Question

Write the important considerations which are to be taken into account while fabricating a p-n junction diode to be used as a light emitting diode (LED). What should be the order of band gap of an LED, if it is required to emit light, in the visible range? Draw a circuit diagram and explain its action.

Answer 1

Hint: Just keep in mind that a light-emitting diode converts electrical energy into light energy. Also, A Light-emitting diode (LED) emits monochromatic light as well as white light. We can also say that light-emitting diode (LED) is a semiconductor that will glow when a voltage is applied to it.

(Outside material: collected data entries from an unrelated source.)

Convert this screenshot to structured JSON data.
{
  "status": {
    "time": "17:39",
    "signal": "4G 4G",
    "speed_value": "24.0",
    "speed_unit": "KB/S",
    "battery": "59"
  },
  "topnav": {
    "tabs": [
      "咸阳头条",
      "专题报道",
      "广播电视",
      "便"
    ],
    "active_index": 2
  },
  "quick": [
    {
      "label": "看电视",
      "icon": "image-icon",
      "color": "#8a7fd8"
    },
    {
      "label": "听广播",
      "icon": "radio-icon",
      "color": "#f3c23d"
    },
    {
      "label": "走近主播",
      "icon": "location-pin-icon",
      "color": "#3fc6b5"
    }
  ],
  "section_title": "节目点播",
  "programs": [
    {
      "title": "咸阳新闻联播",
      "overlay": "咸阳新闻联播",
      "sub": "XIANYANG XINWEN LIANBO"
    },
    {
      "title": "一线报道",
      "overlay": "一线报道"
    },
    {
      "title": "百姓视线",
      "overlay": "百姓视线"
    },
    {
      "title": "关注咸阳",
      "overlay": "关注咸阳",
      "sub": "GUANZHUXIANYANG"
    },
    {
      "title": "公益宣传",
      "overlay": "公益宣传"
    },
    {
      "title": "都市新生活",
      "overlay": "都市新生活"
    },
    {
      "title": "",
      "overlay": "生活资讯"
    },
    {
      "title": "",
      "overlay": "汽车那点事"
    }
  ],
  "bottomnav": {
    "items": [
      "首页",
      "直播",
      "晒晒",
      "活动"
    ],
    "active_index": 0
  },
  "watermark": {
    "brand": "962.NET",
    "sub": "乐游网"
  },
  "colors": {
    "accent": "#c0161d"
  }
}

Complete step by step solution:
Firstly, we will know about the light-emitting diode (LED).
A Light-emitting diode (LED) is defined as the special heavily doped p-n junction diode which emits spontaneous radiation when forward biased.

Now, if we want to fabricate a p-n junction, the important considerations to be taken are given as:
i) It should be a heavily doped p-n junction.
ii) The reverse breakdown of LEDs should be very low.
ii) The reverse breakdown of LED should be typically around $SV$.
Now, the semiconductor used for the LED to emit light in the visible range should have a bandgap of about $3eV$ to $1.8eV$.
Now, the circuit diagram for the light-emitting diode is given by

Now, we know that when a p-n junction is forward biased the electrons-injected to the p-side of the junction diode falls from the conduction band to the valence band and they will combine with the holes of the valence band. This process is equivalent to the jumping of electrons from the higher energy state to a lower energy state. Here, the energy will be released when the electron-hole recombines in the form of visible light.

Additional Information:
As we know, the energy of a photon of visible light is given by $h\nu = {E_g}$, where ${E_g}$ is the energy gap between the conduction band and valence band and $\nu $ is the frequency of emitted visible radiation. Now, the wavelength of visible light is given by
${E_g} = \dfrac{{hc}}{\lambda }$
$ \Rightarrow \,\lambda = \dfrac{{hc}}{{{E_g}}}$
$ \Rightarrow \,{E_g} \simeq \dfrac{{1.242}}{\lambda }eV$
Therefore, this is the expression. By knowing the value of energy released we can calculate the wavelength and vice-versa.

Note: Now, just remember that the V-I characteristics of LED will be the same as that of elemental semiconductor say silicon diode. Also, the knee voltage of the LED is much higher than that of the $Si$diode. But, LED’s get damaged at low reverse voltage, say $5V$.